New Lung Nodule Center Open at UH Parma Medical Center
November 19, 2019
Center will expedite care for patients with lung nodules detected on chest x-rays and CT scans
UH Clinical Update | November 2019
Lung nodules detected on chest X-rays and CT scans, such as coronary calcium scoring, will receive expedited care through the new Lung Nodule Center at University Hospitals Parma Medical Center – the first of its kind in the UH system. The Center will ensure that patients are seen within a week of the lung nodule's discovery and continually tracked to receive follow-up care.Lung nodules, which show as a white spot or shadow on a CT scan, are typically too small to cause pain or breathing problems. They are detected in up to half of all adults who get a chest X-ray or CT scan, according to the American Thoracic Society. Lung nodules may be caused by scar tissue, a healed infection, or other irritants. Fewer than 5 percent of all nodules turn out to be cancer, and even in these cases, the cancer is often in early stages. Cancer is more likely in patients who are older and have a history of smoking or other cancer risks.
“The Lung Nodule Center at UH Parma allows patients expedited access to the highest-quality academic care in the heart of our community," says James Hill, MD, Associate Chief Medical Officer at UH Parma Medical Center.
Certified Nurse Practitioner Lynda Boldt, CNP, will initially evaluate each patient at the Lung Nodule Center, located within the Community Care Clinic in Medical Arts Center 1, Suite 205, Parma. Lynda will then refer each patient to the appropriate specialist, such as a pulmonologist for bronchoscopy, interventional radiology for biopsy or additional scanning, or thoracic surgeon Christopher Towe, MD, for removal.

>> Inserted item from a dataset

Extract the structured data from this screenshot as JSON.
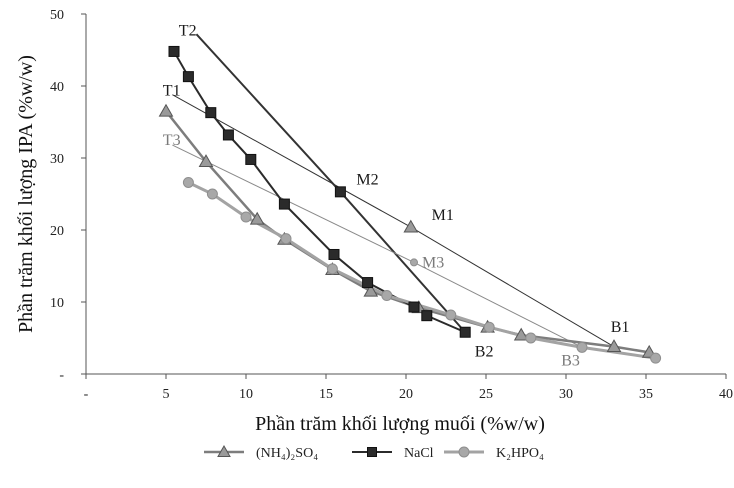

The Center is overseen by Medical Directors Basel Altaqi, MD, and Daniel Iltchev, MD, who are pulmonologists.
Special appointment openings will be reserved for lung nodule patients. The Lung Nodule Center has established a lung nodule registry to track these patients and ensure follow-up. Patients will continue to be seen by their regular primary care providers for all other medical care.
Boldt notes that an estimated 50,000 patients across the region have lung nodules that are not necessarily tracked and treated. Through this registry, she will be able to determine the right practitioner to follow up for treatment based on the nodule's size, location and characteristics, as well as their risk factors, such as smoking and a family history of cancer.